The updated total does not include a separate, projected £34.5 million overspend this year on caring for children with special educational needs and disabilities (SEND). This is because the government has told councils to put SEND overspends into separate ring-fenced accounts for three years while it develops a new funding plan.

The arrangement ends in April and Devon, and along with a number of other authorities, Devon is still waiting to hear from the government about what will happen with the overspends. The county's current ring-fenced overspend on SEND – effectively debt – is projected to rise to £121 million by next year.

Cllr Twiss hopes additional funding will be provided by the Department for Education soon but admitted the authority will "have to change the way we work."
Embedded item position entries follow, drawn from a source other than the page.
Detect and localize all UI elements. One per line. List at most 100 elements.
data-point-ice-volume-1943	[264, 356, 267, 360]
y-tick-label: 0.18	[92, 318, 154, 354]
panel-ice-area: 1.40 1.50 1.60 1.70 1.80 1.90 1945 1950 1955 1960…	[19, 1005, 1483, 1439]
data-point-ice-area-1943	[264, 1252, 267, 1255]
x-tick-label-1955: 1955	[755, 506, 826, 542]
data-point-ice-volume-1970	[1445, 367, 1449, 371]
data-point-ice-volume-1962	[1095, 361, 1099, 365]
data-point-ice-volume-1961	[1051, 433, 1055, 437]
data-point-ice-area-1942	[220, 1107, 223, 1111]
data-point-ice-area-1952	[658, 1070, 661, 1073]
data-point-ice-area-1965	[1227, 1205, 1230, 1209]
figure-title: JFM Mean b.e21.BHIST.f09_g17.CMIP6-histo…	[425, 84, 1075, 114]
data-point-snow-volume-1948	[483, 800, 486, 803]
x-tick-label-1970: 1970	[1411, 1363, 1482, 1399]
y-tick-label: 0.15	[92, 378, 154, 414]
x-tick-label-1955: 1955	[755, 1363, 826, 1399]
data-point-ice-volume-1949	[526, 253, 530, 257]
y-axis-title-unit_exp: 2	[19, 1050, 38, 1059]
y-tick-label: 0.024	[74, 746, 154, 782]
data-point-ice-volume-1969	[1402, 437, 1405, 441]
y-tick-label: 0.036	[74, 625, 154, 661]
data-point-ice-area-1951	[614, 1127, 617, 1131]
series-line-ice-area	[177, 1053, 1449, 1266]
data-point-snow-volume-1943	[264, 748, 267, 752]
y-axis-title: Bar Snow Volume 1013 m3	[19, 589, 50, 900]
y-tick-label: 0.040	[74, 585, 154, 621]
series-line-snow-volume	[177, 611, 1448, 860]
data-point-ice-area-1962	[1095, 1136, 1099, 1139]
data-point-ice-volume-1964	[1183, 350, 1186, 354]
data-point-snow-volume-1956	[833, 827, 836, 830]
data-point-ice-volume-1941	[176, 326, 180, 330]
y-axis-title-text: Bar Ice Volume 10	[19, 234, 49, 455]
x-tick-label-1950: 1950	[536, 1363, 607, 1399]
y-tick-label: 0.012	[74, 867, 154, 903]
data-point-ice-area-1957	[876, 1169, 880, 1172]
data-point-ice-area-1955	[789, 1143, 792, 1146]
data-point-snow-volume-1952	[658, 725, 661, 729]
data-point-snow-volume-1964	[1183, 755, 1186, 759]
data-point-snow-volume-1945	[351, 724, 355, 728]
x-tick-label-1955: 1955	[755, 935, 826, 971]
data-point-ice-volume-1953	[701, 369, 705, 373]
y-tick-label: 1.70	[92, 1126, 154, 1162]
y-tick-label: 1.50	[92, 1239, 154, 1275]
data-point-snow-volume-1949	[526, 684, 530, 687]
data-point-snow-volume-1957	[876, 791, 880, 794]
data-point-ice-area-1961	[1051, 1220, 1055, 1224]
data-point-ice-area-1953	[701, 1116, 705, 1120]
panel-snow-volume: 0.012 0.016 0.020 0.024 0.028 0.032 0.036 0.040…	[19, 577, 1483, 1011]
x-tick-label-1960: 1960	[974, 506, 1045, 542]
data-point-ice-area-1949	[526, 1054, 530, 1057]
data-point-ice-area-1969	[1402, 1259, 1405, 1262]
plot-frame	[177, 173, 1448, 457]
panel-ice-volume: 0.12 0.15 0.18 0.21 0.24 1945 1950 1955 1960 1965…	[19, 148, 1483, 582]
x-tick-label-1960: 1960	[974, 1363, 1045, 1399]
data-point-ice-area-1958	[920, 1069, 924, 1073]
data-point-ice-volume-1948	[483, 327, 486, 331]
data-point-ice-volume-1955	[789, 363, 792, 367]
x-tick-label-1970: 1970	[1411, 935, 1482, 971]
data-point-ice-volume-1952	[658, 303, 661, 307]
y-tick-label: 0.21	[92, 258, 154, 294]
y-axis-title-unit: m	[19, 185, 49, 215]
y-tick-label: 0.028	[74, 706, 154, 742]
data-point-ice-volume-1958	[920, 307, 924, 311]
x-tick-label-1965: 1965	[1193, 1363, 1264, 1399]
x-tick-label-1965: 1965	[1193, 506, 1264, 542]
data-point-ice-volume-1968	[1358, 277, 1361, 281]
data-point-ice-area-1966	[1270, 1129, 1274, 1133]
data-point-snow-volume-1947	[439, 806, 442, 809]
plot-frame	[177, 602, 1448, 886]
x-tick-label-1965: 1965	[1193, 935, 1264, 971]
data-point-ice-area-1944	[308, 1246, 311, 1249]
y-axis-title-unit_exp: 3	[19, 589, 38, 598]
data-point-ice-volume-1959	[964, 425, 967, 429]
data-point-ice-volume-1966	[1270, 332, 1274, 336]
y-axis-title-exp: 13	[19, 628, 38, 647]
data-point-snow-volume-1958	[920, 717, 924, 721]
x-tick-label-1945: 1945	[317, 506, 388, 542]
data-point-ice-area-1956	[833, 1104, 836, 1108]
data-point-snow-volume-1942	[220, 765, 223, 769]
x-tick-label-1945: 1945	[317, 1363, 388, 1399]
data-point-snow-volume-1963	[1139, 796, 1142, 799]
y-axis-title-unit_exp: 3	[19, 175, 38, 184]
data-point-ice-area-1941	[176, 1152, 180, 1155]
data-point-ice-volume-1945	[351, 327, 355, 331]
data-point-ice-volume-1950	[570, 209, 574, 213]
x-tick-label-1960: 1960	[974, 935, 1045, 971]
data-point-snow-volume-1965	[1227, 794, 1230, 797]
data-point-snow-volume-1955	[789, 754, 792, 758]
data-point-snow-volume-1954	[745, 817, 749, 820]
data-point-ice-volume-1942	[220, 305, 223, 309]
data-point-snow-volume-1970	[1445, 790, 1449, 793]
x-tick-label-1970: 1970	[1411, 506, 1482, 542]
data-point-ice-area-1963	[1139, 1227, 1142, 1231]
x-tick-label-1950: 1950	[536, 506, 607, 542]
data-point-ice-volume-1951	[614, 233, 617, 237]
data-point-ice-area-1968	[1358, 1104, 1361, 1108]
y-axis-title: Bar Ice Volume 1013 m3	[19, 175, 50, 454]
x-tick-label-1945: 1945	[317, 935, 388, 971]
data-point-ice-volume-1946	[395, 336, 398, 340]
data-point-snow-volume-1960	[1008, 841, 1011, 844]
A spokesperson for the Department for Levelling Up, Housing and Communities said: "We have made an additional £3.7 billion available to councils this year in recognition of their vital role. This includes an additional £40 million for Devon County Council to ensure they are able to deliver key services."

Devon's ruling cabinet noted the budget update, which concluded: "The good work underway must continue at pace and scale to ensure the authority is in the strongest position possible to continue to provide the best services we can within the resources available."